Il contempla la petite valise noire posée face à lui sur l'étagère, en saisit la poignée usée et emmena tout ce passé vers le présent. Revenu dans le petit salon, il s'assit en tailleur à côté de Lauren, ils se regardèrent comme deux enfants qui viendraient de trouver la cassette de Barbe-Rouge. Après avoir pris sa respiration, il fit glisser les deux loquets, et le couvercle s'ouvrit. La valise débordait d'enveloppes de toutes tailles, elles contenaient des lettres, des photos, quelques petits objets, un petit avion en pâte à sel qu'Arthur avait fait pour une Fête des Mères, un cendrier en pâte à modeler, c'était pour un Noël celui-là, un collier en coquillages, sans origine, la cuillère en argent et ses chaussons de bébé.

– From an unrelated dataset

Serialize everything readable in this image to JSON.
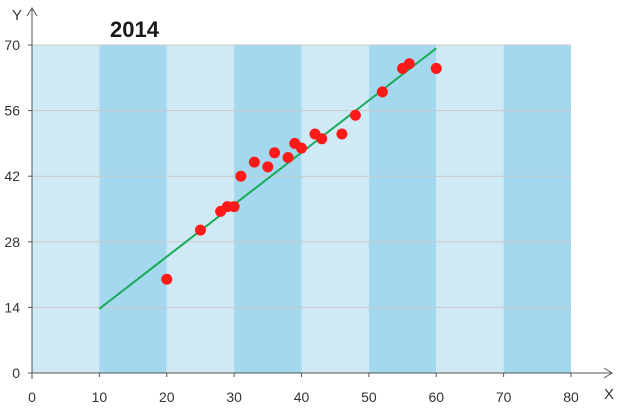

Une véritable caverne d'Ali Baba. Sur le dessus de la valise, il y avait une lettre pliée scellée par une agrafe. Lili avait écrit ARTHUR en gros. Il la prit et la décacheta.
Mon Arthur,
Te voilà donc dans ta maison. Le temps ferme toutes les blessures, même s'il ne nous épargne pas quelques cicatrices. Dans cette valise tu trouveras tous mes souvenirs, ceux que j'ai de toi, ceux d'avant toi, tous ceux que je n'ai pas pu te raconter, parce que tu étais encore un enfant. Tu découvriras ta mère avec un autre regard, tu apprendras beaucoup de choses, j'ai été ta maman, et j'ai été une femme, avec mes craintes, mes doutes, mes échecs, mes regrets et mes victoires. Pour te donner tous les conseils que je te prodiguais, il a fallu aussi que je me trompe, et cela m'est arrivé souvent. Les parents sont des montagnes que l'on passe sa vie à essayer d'escalader, en ignorant qu'un jour c'est nous qui tiendrons leur rôle.